Chamara Silva

Personal information
- Full name: Lindamalilage Prageeth Chamara Silva
- Born: 14 December 1979 (age 46) Panadura, Sri Lanka
- Batting: Right-handed
- Bowling: Right-arm leg-spin
- Role: Batsman

International information
- National side: Sri Lanka (1999–2011);
- Test debut (cap 105): 7 December 2006 v New Zealand
- Last Test: 3 April 2008 v West Indies
- ODI debut (cap 101): 26 August 1999 v Australia
- Last ODI: 23 November 2011 v Pakistan
- T20I debut (cap 6): 22 December 2006 v New Zealand
- Last T20I: 25 November 2011 v Pakistan

Domestic team information
- 2007–: Bloomfield Cricket and Athletic Club
- 2005–2007: Sebastianites Cricket and Athletic Club
- 2003–2005: Sinhalese Sports Club
- 1996–2003: Panadura Sports Club
- 2008: Deccan Chargers

Career statistics
| Competition | Test | ODI | T20I |
| Matches | 11 | 75 | 16 |
| Runs scored | 537 | 1,587 | 175 |
| Batting average | 33.56 | 28.85 | 13.46 |
| 100s/50s | 1/2 | 1/13 | 0/0 |
| Top score | 152* | 107* | 38 |
| Balls bowled | 102 | 42 | 18 |
| Wickets | 1 | 1 | 1 |
| Bowling average | 65.00 | 33.00 | 15.00 |
| 5 wickets in innings | 0 | 0 | 0 |
| 10 wickets in match | 0 | 0 | 0 |
| Best bowling | 1/57 | 1/21 | 1/4 |
| Catches/stumpings | 7/– | 20/– | 5/– |

Medal record
Men's Cricket
Representing Sri Lanka
ICC Cricket World Cup
| Runner-up | 2007 West-Indies |  |
| Runner-up | 2011 India–Bangladesh–Sri Lanka |  |
ICC T20 World Cup
| Runner-up | 2009 England |  |
- Source: ESPNcricinfo, 9 February 2017

= Chamara Silva =

Sri Lankan cricketer (born 1979)

Lindamlilage Prageeth Chamara Silva (චාමර සිල්වා; born 14 December 1979) is a former Sri Lankan cricketer, who played all formats of the game for 12 years. He is a right-handed batsman and a leg-break bowler.

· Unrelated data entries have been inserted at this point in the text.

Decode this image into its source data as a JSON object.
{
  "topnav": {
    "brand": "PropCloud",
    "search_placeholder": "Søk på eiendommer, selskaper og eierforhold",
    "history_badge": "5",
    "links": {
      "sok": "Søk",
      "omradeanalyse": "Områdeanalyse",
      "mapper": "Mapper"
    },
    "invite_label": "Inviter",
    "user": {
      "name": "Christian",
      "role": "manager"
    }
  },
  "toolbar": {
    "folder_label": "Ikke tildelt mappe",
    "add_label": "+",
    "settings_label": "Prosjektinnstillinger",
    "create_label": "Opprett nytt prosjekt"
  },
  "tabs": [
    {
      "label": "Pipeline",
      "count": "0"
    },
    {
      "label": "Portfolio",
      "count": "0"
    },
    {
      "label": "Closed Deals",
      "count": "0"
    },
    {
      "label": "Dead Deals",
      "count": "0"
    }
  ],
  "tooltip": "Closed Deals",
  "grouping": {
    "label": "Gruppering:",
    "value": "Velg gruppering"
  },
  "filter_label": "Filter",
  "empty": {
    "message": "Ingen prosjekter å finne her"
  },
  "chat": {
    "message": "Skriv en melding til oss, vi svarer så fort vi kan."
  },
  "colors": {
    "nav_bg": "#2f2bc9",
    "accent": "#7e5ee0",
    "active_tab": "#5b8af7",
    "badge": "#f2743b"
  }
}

He has been compared with Aravinda de Silva due to his bow-legged stance. Silva was an important member of three World runner-up Sri Lanka teams in 2007, 2009 and 2011.

==Early and domestic career==
He was educated at the Panadura Royal College. Having set a steady record for his club Panadura, he captained the team and secured a good record including a 54 on his One Day International debut against Australia. Since 1998, he has played List A cricket and since 2004, Twenty20 cricket with moderate success and steady averages. He made his Twenty20 debut on 17 August 2004, for Sinhalese Sports Club in the 2004 SLC Twenty20 Tournament.

In March 2018, he was named in Colombo's squad for the 2017–18 Super Four Provincial Tournament. The following month, he was also named in Colombo's squad for the 2018 Super Provincial One Day Tournament. In March 2019, he was named in Colombo's squad for the 2019 Super Provincial One Day Tournament.

Having represented the Sri Lanka Police cricket team that won joint champion status in the 2023 Sri Lanka Cricket first-class competition, Silva was appointed to the police service in the rank of chief inspector of police (CIP).

==International career==
He made his Test debut in New Zealand and had the worst possible start being dismissed for a pair just like his teammate Marvan Atapattu. He was given a second chance however and immediately justified his selection with an entertaining 61 in the first innings of the 2nd Test, enjoying a 121 run partnership with Kumar Sangakkara. In the second innings he improved further, making a very aggressive unbeaten 152, hitting 20 fours and batting right through with the tail (most notably Chaminda Vaas, putting on 88 runs together) before running out of partners.

Silva scored his first One Day International hundred against India just 3 weeks before the World Cup. His good form continued in the Cricket World Cup 2007, he managed to make 350 runs with an average of 43.75 with 4 half centuries and a highest score of 64. His success in the middle order has helped to give Sri Lanka a boost in their one-day and test sides particularly after veteran middle order batsmen Russel Arnold announced his retirement at the end of the World Cup.

== Fixing allegations ==
Chamara Silva has been banned from all forms of cricket from September 2017 for two years due to the alleged misconduct during a domestic first class cricket match between Panadura Cricket Club and Kalutara Physical Culture Club along with Manoj Deshapriya. Chamara Silva, the captain of the Panadura Cricket Club was found guilty of match-fixing allegations after the unusual scoring rate by Panadura side in a first class cricket match in January 2017.